If you’ve ever sat through a marketing agency’s pitch or seen an episode of Mad Men, you’d think that marketing is all about talking – pushing out clever messages so that people will buy whatever it is that you’re selling.
You’re right that there’s plenty of delivering messages through email, blog posts, paid adwords, Twitter, TV, radio, or print ads or whatever media reaches the buyer.
But there’s more to it than catchy taglines, ads, or social media campaigns.
For any of that talking to work, there needs to a lot of listening, too.
What should you be listening for?
When you’re marketing and selling, you’re obviously keenly alert to a few magic phrases, along the lines of “Yes, I’ll buy it!”
But there are a few other things to listen for as well:
- What problem are they trying to solve?
- How painful is that problem?
- Why is their existing solution failing?

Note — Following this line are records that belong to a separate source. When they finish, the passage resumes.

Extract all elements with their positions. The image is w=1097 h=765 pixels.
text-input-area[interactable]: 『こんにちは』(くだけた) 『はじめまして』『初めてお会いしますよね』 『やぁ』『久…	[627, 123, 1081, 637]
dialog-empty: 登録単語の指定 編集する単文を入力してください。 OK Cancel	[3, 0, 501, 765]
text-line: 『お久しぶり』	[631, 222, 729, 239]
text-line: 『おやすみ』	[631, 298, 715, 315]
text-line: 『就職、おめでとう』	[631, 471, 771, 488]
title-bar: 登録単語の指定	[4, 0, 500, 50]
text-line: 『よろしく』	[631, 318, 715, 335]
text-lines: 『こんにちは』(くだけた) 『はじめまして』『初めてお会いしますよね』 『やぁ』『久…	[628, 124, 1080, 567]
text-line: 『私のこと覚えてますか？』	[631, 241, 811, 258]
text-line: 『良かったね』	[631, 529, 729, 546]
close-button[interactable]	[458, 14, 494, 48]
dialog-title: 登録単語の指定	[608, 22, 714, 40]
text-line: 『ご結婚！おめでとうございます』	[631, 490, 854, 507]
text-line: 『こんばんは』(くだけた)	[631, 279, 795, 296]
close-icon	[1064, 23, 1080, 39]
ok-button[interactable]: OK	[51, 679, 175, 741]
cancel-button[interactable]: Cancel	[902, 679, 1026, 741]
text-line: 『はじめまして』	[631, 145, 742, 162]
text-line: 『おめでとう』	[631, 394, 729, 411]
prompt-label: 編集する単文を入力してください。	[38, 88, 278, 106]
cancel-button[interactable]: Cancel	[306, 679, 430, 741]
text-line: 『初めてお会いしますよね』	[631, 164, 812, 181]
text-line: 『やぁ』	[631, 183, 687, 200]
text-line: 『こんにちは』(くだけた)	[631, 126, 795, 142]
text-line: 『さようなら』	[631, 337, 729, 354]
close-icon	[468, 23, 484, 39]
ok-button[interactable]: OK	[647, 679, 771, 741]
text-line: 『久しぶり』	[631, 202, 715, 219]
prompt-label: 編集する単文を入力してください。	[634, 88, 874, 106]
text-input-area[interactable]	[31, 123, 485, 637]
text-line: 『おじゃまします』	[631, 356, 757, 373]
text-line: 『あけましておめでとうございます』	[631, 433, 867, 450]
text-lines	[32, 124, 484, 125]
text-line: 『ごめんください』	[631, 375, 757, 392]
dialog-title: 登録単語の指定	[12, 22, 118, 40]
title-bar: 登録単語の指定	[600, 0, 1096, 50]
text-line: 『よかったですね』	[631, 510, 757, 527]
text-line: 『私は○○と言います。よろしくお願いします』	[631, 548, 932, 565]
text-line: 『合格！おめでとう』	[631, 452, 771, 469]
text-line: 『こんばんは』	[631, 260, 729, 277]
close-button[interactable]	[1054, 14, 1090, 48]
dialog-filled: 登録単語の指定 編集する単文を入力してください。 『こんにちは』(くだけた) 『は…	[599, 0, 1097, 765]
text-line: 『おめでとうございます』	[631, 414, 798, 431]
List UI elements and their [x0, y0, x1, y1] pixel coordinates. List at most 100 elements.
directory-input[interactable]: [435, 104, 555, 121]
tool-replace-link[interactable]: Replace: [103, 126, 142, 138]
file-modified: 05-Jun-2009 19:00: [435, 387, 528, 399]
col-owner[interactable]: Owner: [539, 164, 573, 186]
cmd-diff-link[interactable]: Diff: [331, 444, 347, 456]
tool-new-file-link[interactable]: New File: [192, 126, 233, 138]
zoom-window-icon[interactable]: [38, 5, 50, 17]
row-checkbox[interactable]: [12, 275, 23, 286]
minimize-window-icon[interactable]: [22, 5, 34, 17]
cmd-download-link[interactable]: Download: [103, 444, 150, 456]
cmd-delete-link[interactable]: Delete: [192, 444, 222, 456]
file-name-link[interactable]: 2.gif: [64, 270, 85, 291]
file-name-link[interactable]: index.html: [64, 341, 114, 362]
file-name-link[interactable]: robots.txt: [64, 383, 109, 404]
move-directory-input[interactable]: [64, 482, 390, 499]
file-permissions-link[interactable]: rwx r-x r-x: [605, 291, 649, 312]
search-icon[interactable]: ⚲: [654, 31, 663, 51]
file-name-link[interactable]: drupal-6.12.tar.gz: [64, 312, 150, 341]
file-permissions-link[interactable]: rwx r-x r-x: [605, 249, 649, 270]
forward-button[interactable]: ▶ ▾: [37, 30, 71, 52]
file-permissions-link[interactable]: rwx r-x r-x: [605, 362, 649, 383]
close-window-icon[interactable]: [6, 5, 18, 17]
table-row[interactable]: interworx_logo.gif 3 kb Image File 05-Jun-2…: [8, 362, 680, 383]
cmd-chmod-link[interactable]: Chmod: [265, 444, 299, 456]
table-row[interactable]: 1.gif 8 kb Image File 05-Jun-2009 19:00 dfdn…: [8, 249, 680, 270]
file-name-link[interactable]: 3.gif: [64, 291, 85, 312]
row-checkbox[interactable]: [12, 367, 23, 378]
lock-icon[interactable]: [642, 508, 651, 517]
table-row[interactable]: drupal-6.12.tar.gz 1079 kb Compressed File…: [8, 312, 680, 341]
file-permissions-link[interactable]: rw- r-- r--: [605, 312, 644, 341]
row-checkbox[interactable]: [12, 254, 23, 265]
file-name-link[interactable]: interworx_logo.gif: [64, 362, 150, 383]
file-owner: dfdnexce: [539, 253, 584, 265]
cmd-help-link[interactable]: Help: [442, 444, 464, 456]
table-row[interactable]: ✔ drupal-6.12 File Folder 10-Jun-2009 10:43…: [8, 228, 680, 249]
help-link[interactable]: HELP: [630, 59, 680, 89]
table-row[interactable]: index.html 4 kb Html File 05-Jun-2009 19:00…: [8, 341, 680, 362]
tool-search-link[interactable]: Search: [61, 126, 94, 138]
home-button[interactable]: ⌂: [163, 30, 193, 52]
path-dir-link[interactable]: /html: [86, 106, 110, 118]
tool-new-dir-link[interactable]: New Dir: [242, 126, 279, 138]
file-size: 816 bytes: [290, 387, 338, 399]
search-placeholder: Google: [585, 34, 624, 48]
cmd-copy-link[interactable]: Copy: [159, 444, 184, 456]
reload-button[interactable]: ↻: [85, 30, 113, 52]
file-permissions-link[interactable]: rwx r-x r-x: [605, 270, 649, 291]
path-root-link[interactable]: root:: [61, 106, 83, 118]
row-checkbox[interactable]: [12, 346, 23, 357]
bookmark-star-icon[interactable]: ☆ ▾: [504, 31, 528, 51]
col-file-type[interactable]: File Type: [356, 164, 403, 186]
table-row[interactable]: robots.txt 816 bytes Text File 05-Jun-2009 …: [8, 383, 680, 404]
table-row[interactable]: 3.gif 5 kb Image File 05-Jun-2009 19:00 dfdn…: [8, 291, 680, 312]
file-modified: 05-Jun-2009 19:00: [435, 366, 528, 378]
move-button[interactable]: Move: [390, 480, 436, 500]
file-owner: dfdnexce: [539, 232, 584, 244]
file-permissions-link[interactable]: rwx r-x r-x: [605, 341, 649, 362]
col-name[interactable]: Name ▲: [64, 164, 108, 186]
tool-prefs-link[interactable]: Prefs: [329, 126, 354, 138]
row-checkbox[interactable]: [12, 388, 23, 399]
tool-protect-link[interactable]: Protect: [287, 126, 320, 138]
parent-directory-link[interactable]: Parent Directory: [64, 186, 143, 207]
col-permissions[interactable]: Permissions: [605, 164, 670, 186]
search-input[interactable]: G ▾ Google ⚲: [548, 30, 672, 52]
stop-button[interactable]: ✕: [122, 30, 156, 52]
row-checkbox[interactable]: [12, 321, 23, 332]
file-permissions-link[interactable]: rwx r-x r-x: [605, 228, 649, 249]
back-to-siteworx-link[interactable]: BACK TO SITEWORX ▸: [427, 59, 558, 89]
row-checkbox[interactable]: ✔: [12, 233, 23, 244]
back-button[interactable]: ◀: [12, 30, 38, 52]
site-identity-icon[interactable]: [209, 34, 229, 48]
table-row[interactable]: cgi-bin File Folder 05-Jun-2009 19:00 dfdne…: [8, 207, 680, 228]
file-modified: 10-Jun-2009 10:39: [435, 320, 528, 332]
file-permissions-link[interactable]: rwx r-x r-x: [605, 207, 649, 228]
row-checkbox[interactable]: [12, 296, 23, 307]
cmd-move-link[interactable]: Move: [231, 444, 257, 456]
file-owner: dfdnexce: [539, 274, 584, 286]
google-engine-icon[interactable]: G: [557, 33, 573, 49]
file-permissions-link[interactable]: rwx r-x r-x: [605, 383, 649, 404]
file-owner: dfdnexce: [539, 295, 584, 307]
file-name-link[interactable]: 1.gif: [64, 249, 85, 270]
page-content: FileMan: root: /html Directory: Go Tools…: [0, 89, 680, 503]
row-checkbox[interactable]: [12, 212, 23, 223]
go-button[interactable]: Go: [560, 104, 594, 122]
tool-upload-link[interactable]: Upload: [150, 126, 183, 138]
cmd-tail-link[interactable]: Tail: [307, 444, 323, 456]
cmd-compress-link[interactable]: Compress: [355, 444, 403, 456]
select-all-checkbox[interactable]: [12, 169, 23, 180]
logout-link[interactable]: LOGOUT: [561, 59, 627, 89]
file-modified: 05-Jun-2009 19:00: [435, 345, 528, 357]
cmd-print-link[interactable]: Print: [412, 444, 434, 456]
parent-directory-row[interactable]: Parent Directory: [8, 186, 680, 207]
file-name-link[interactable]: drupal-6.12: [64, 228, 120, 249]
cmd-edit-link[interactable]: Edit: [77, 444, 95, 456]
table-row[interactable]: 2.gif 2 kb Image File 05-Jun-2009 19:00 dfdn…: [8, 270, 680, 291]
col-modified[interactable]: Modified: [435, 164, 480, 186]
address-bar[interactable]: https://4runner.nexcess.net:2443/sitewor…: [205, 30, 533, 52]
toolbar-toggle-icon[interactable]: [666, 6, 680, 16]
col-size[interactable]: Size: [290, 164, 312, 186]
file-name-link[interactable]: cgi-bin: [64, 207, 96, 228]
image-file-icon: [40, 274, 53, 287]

Asking these questions, you’ll hear a lot about who’s buying and why.
But you can also listen for how they’re buying:
- Where are they looking for solutions?
- What are the selection criteria?
- What other solutions are they considering?
How should you be listening?
There are plenty of ways to listen to prospects and customers, from broad-based surveys to small, focus groups. Vendors selling software-as-a-service (SaaS) solution have the particular advantage of gathering input from customers directly within the product.
I’ve found that monthly, one-on-one interviews with several new customers are one particularly effective way of listening. The evaluation process is still fresh in their minds, and an open-ended conversation can reveal useful insights that might not surface in a survey.
Companies can conduct these interviews themselves, though there are certain advantages of having an outside party handle them. Customers don’t think you’re trying to sell them anything, and they might be more candid about what they liked or didn’t like when evaluating your solution. (I’d be happy to talk with you more about my experience with these one-on-one interviews.)
Listening isn’t a one-and-done process
Don’t confine your listening to an annual event. Relying on a periodic snapshot or using a single mechanism to learn what’s on the minds of prospects and customers means you’ll probably miss a lot. Markets change: different buyers emerge, new competitors come to market, evaluation criteria change, and new channels to reach buyers become important.
Whatever techniques you use, you should always be listening.
What do you do with all this listening?
The insights you glean from this listening should factor into what you say and where you say it. It should guide your messages and how you explain your value, and it should inform what channels and media you use to get in front of buyers.
In fact, a marketing plan that isn’t built on this kind of solid foundation – without a firm grasp on who’s buying, why, and how – is likely to fail. Marketing without listening is a big mistake.